著者
中山 亜弓
出版者
新見公立短期大学
雑誌
新見公立短期大学紀要 (ISSN:13453599)
巻号頁・発行日
vol.28, pp.53-57, 2007

著者が訪問看護を行った高齢者への関わりの振り返りを行い,入院中から退院後の生活にかけて,高齢者への看護のあり方の課題を得ることを目的に考察を加えた。疾病による障害を経験した高齢者が,どのような生きがいの変化を体験しているのか,また,生きがいに影響している因子との関連性があるのかを明らかにした。その結果,患者は退職という社会的な役割変化を経験し始める時期に発症することで,身体的な障害を受けると同時に,社会と家庭の両方において役割喪失を体験し,発症前の自己像との違いに葛藤している状態であった。
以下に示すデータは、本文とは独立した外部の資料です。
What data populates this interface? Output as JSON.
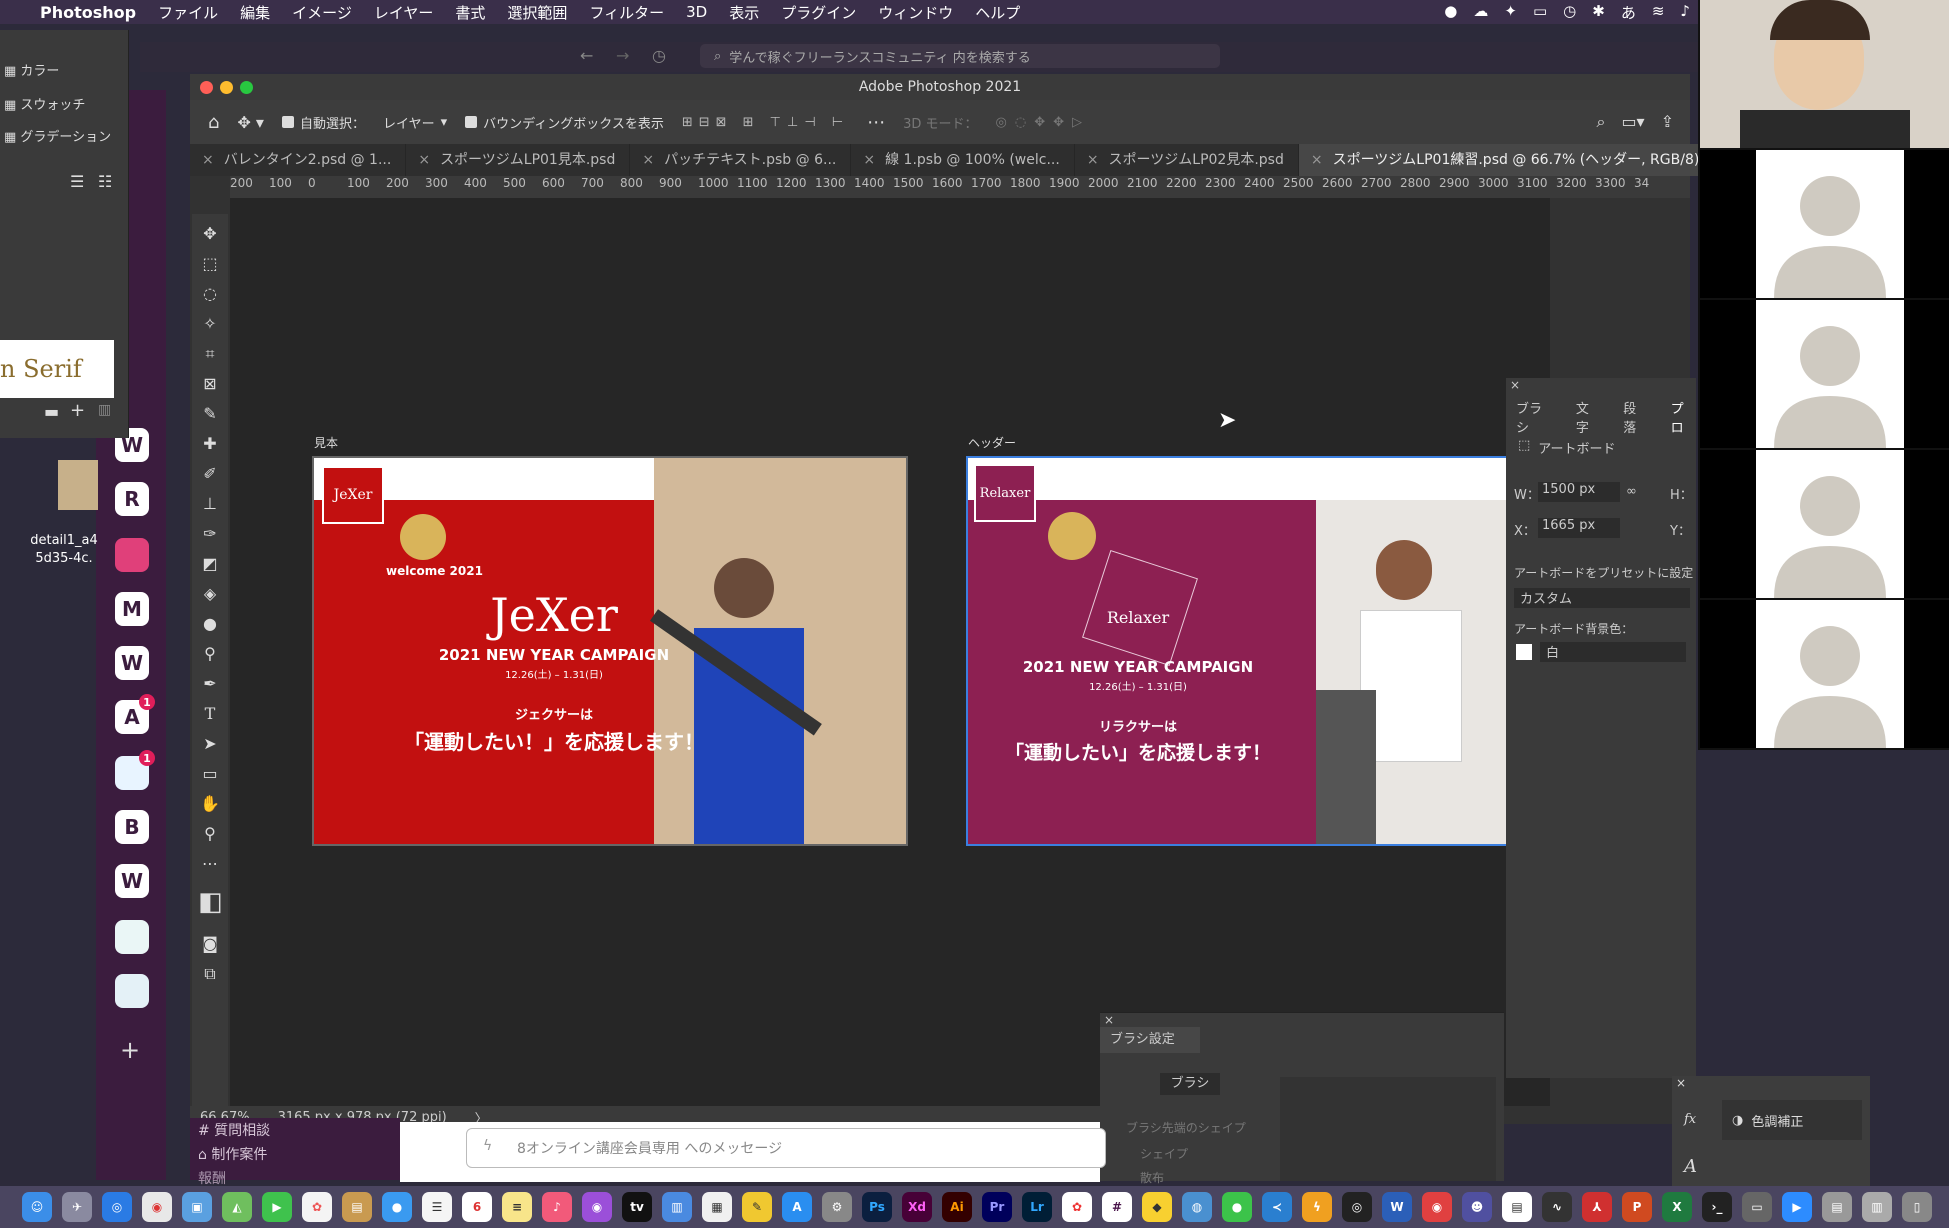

しかし,家族から患者の気持ちを受け止めている発言がみられたことで,患者の表情や言葉に変化が見られ,障害受容につながっていると思われた。よって,障害を有する患者本人のありのまま全てを受け入れるか否かが,家族にとっての障害受容ではないかと考えられる。そして,それを受容した家族から受けるサポートによって,患者は障害受容ができると考えられる。このことから,専門職は,患者本人の障害受容と家族の受容の,2者に対しての支援を考えることが必要であることが示唆された。